Dénia imposes teleworking on part of the civil servants as the health crisis worsens

 Dénia imposes teleworking on part of the civil servants as the health crisis worsens

Better safe than sorry. This is how they understand it at Dénia Town Hall where, in view of the complicated health situation, they have decided to send part of the staff of civil servants, mainly those who carry out administrative tasks, to telework from their homes.

One of the factors that have made the executive take this decision is the considerable number of workers who live in municipalities of La Safor such as Oliva or Gandia, where the health panorama is not at all encouraging either. In fact, the first of the locations is since yesterday in perimeter confinement. And although travel to work with explicit permission is feasible, in Denia have preferred to leave at home most of the administrative staff, “there are only the essential, direct care continues to be made without problems,” he said yesterday the councilman of Finance and Economic Services, Paco Roselló.

In fact, in the Local Police, Civil Protection, nursing home, external brigades, Social Welfare and Xaloc Office, Cemetery and Municipal Market, they are still in their jobs as it is obvious that they cannot carry out their duties from home.

According to the mayor, until this last decision, each of the council’s departments had been divided into two shifts, “one week the one was teleworking and the next the other group. But as the number of cases increased, it was decided that the presence would be the minimum”, so the executive decided at the end of the year to decree this measure, which would be in force until 11 January, although circumstances have forced it to be extended for another week, until the 18th.

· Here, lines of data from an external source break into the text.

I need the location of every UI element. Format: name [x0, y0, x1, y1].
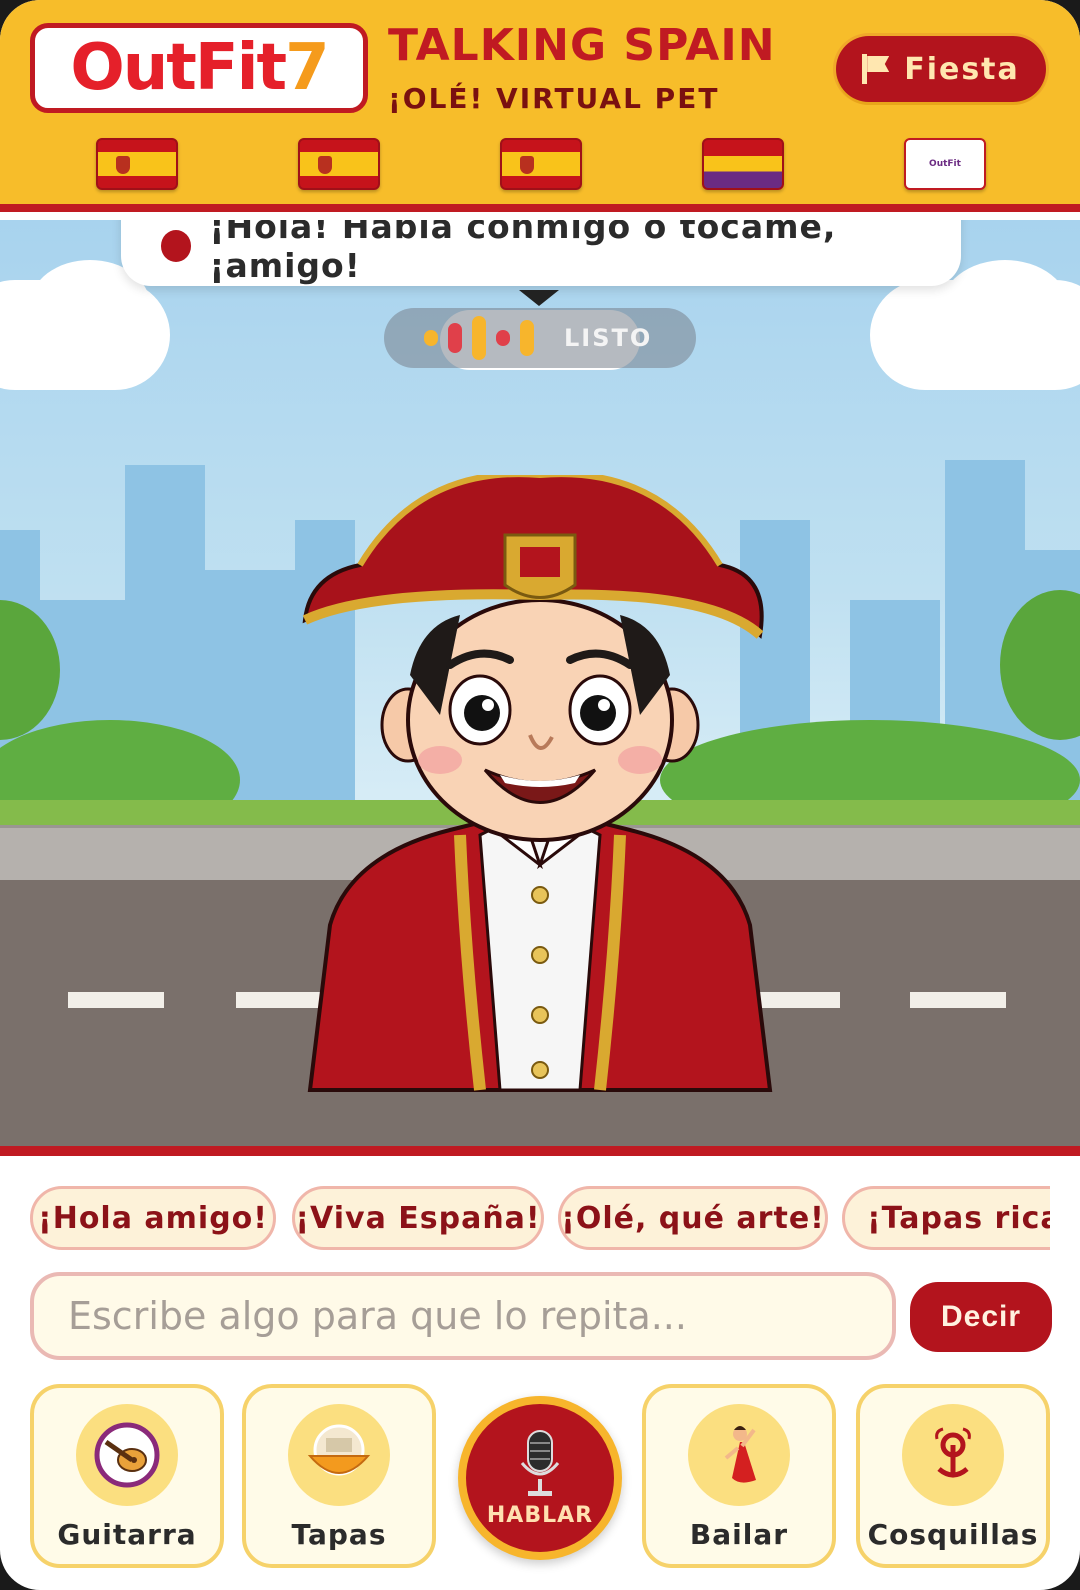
phrase-chip[interactable]: ¡Viva España!	[292, 1186, 544, 1250]
flag-selector: OutFit	[96, 138, 986, 190]
app-header: OutFit 7 TALKING SPAIN ¡OLÉ! VIRTUAL PET …	[0, 0, 1080, 212]
audio-level-bar	[496, 330, 510, 346]
app-screen: OutFit 7 TALKING SPAIN ¡OLÉ! VIRTUAL PET …	[0, 0, 1080, 1590]
speech-bubble: ¡Hola! Habla conmigo o tócame, ¡amigo!	[121, 220, 961, 286]
tapas-button[interactable]: Tapas	[242, 1384, 436, 1568]
flag-spain-republic[interactable]	[702, 138, 784, 190]
brand-mini-logo[interactable]: OutFit	[904, 138, 986, 190]
dance-label: Bailar	[689, 1518, 789, 1551]
audio-level-bar	[448, 323, 462, 353]
fiesta-button[interactable]: Fiesta	[836, 36, 1046, 102]
tickle-label: Cosquillas	[867, 1518, 1039, 1551]
audio-level-bar	[424, 330, 438, 346]
status-text: LISTO	[564, 324, 653, 352]
flag-spain-1[interactable]	[96, 138, 178, 190]
talk-button[interactable]: HABLAR	[458, 1396, 622, 1560]
microphone-icon	[520, 1429, 560, 1496]
outfit7-logo: OutFit 7	[30, 23, 368, 113]
pet-scene[interactable]: ¡Hola! Habla conmigo o tócame, ¡amigo! L…	[0, 220, 1080, 1156]
fiesta-label: Fiesta	[904, 51, 1020, 87]
tapas-icon	[288, 1404, 390, 1506]
record-dot-icon	[161, 230, 192, 262]
touch-hand-icon	[902, 1404, 1004, 1506]
road-marking	[910, 992, 1006, 1008]
road-marking	[68, 992, 164, 1008]
say-bar: Decir	[30, 1272, 1052, 1362]
speech-tail	[519, 290, 559, 306]
audio-level-bar	[472, 316, 486, 360]
speech-text: ¡Hola! Habla conmigo o tócame, ¡amigo!	[209, 220, 837, 285]
flag-spain-3[interactable]	[500, 138, 582, 190]
tickle-button[interactable]: Cosquillas	[856, 1384, 1050, 1568]
tapas-label: Tapas	[291, 1518, 387, 1551]
say-input[interactable]	[30, 1272, 896, 1360]
phrase-chip[interactable]: ¡Olé, qué arte!	[558, 1186, 828, 1250]
say-button[interactable]: Decir	[910, 1282, 1052, 1352]
listening-status: LISTO	[384, 308, 696, 368]
app-subtitle: ¡OLÉ! VIRTUAL PET	[388, 82, 720, 115]
dance-button[interactable]: Bailar	[642, 1384, 836, 1568]
phrase-chip[interactable]: ¡Hola amigo!	[30, 1186, 276, 1250]
audio-level-bar	[520, 320, 534, 356]
action-bar: Guitarra Tapas HABLAR Bailar Cosquillas	[30, 1384, 1050, 1570]
logo-number: 7	[285, 31, 330, 105]
dancer-icon	[688, 1404, 790, 1506]
phrase-chip[interactable]: ¡Tapas ricas!	[842, 1186, 1050, 1250]
logo-text: OutFit	[70, 31, 287, 105]
app-title: TALKING SPAIN	[388, 20, 776, 71]
guitar-icon	[76, 1404, 178, 1506]
pet-character[interactable]	[290, 475, 790, 1120]
guitar-button[interactable]: Guitarra	[30, 1384, 224, 1568]
flag-spain-2[interactable]	[298, 138, 380, 190]
quick-phrases: ¡Hola amigo! ¡Viva España! ¡Olé, qué art…	[30, 1186, 1050, 1252]
guitar-label: Guitarra	[57, 1518, 197, 1551]
flag-icon	[862, 54, 890, 84]
talk-label: HABLAR	[486, 1502, 594, 1528]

Regarding the number of civil servants who are teleworking, Roselló could not specify because, “each department has its own conditions, so the decision making in this respect has been different in each of them”. The Councillor for Economic Services said that teleworking is not preventing the normal development of the City Council’s work, although as he acknowledged “it was a total disaster during the confinement in March, because there were not enough resources,” acknowledged Roselló. However, on this occasion, said the mayor, if they have the necessary means because “after these months everything has been adequate for workers to perform their duties from home.

In this regard, the mayor left a door open to maintain the teleworking because, “it is a demand of the workers. It is pending the drafting of a plan of regulation of teleworking and will be done nothing more we can”.

Teleworking was introduced in many municipalities in March and some have chosen to keep it for the time being. This is the case in Calp, where many of the civil servants still perform their tasks from home. According to the Town Hall, “the department heads are the ones who assessed whether it was possible to return to the “face-to-face form”.

Bubble groups

In the City Council of Gandia, since October the departments are divided into two groups and bubble alternating a week of work from home, a system that is doing well and that does not stop the municipal operation. In the Oliva Town Hall, the areas that can do it telework and the rest work in shifts to minimize the effects of the Covid. In Tavernes de la Valldigna they also follow this formula.

In Xàtiva, the telework option for workers has just been extended until 31 January. As it is an individual option, they do not know how many people have taken it up. When the state of alarm was decreed, it was granted, in addition to those who were at health risk, to those who had children or elderly people to care for when schools and day centres were closed.

In Cullera, 50% of the staff has been teleworking since the beginning of the pandemic and in Alzira they have also been teleworking in shifts since the beginning.